Dave: “The good thing is that guitars do a very good job of talking to people.

“If it’s buzzing open and you’re not touching anything, chances are that the nut slots are low, and the string is just sitting on the 1st fret.

“If it buzzes in the middle of the neck and not so much elsewhere, it’s probably that the neck itself is ‘round’. If you have a guitar with an adjustable truss rod, you can adjust it and flatten that out.”


5. Stringing and stretching

(Image credit: Future)

Andy: “It can actually matter. There are some subtleties that won’t make a lot of difference, but if you have a huge number of coils on the headstock that are all overlapping and messy, that can make your tuning unstable, because the metal is always compressing and won’t want to stay in tune.

“I’ve seen strings stretched to the point where they lose intonation and won’t stay in tune, so you don’t want to go too crazy.

“The core wire gives it some stiffness and strength, and along the string path there are a couple of points where it has to make a little bend. What you can do is put your string on, tune it up to pitch and get it set. Then, right behind the saddle, with the edge of your pick, press down a little to seat it against the saddle.

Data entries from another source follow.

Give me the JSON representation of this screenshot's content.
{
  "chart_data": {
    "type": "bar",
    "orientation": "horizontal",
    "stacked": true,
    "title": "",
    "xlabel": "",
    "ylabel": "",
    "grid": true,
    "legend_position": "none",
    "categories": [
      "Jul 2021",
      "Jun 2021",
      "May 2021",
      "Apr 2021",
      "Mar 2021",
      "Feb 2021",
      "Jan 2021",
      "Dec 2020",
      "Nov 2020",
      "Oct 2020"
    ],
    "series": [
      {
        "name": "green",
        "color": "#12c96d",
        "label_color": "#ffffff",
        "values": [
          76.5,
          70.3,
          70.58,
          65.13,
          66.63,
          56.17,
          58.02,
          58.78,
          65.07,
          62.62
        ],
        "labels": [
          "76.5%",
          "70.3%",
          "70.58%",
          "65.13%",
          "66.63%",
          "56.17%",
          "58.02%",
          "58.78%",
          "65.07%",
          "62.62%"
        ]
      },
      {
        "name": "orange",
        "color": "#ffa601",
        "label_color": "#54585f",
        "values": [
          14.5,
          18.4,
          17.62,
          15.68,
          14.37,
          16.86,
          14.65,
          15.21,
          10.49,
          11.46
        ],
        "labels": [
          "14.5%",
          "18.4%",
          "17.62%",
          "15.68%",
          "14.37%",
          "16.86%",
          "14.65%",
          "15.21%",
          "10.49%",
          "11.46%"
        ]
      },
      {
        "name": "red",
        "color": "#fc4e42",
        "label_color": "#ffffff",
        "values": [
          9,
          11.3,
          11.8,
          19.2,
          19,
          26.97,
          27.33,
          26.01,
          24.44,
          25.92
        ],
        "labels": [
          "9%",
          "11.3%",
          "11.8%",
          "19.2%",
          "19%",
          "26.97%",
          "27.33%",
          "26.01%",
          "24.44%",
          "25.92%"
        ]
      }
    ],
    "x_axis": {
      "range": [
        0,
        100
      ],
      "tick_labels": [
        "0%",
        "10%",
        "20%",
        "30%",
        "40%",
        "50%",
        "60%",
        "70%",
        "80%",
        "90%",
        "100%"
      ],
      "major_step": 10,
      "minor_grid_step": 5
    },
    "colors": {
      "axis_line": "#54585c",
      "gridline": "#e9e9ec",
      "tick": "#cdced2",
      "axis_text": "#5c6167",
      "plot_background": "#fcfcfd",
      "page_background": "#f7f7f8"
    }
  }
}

“You do the same over the nut, and then if you press the string against the tuning post, it’ll even out the last bend. The string will go flat in pitch, but when you tune up, it should be pretty stable from then on.”


6. Electronics

Dave: “The whole thing with acoustic pickups that people are looking for is to make it sound like your guitar but louder, right?

“So, to start with, you need to find the system that sounds how you want it to sound. It’s not just something that generates noise; it’s going to have its own characteristic.

“If you spend a couple of hundred dollars on a good electronics system, it doesn’t matter what the guitar sounds like acoustically. The pickup’s going to sound what it sounds like. You could put a Fishman Gold Plus in a 2x4, and it’s still going to sound like that system!”